Sony’s e-reader application wasn’t allowed because it didn’t let users buy e-books through Apple’s system, Cupertino, California-based Apple said. Instead, the service would have sent customers to Sony’s store.
Apple’s developer guidelines say that applications must use the company’s method for purchases, though the rules haven’t always been enforced. For example, Amazon.com Inc.’s Kindle application steers users to its website.

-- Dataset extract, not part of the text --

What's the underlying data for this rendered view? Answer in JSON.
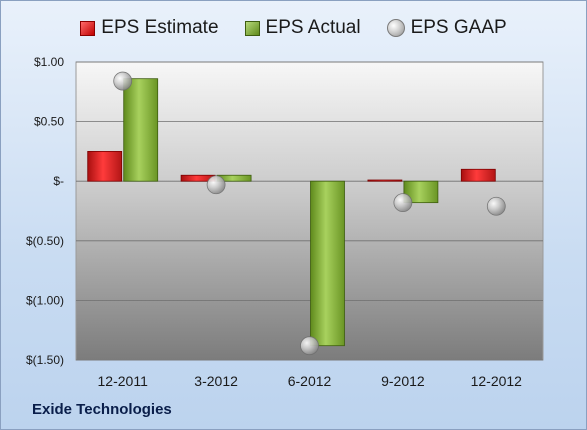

When purchases are made within the application instead of going to a website, Apple collects 30 percent of the sales.
“We have not changed our developer terms or guidelines,” said Trudy Muller, a spokeswoman for Apple. “We are now requiring that if an app offers customers the ability to purchase books outside of the app, that the same option is also available to customers from within the app with in-app purchase.”

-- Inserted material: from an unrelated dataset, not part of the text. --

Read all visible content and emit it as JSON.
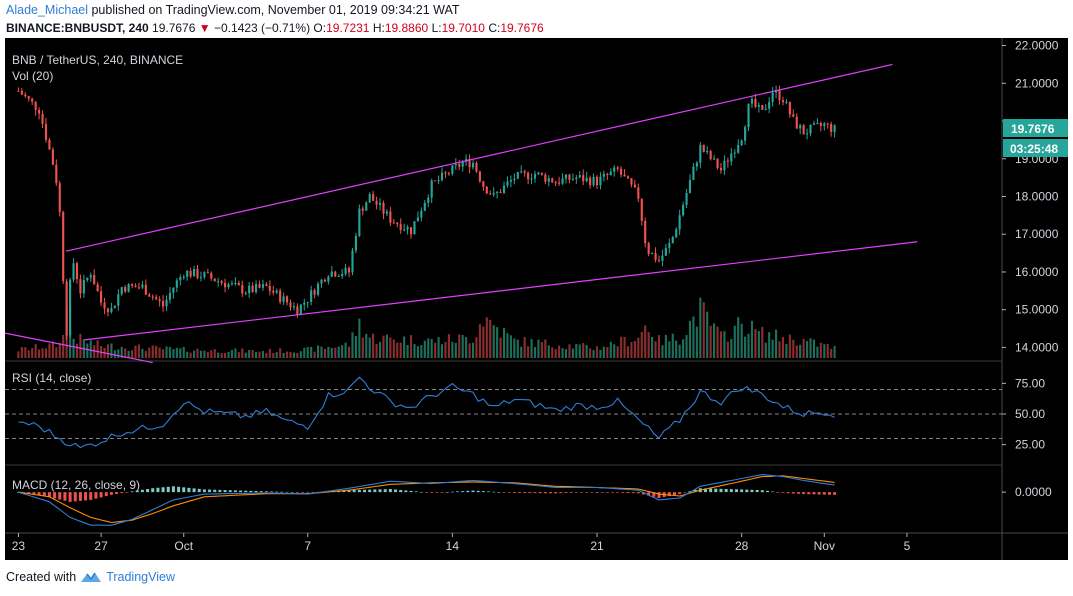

Sony said it’s working with Apple to find a way to get the application approved.
“Many of our customers use Apple mobile devices in addition to their Readers and they are eagerly awaiting a solution that will allow them to purchase and read Reader Store content on their Apple mobile devices as well as synchronize that content between their Readers and iPhones as is possible on other mobile platforms,” Sony said in an e-mailed statement.
Amazon declined to comment on whether enforcement of the payment policy will mean it will have to change its Kindle application on Apple devices.
Apple rose $5.71 to $345.03 at 4 p.m. New York time in Nasdaq Stock Market trading. The shares have surged 77 percent in the past 12 months. Sony climbed 40 cents to $34.74 in New York Stock Exchange composite trading.
The rejection was previously reported by the New York Times.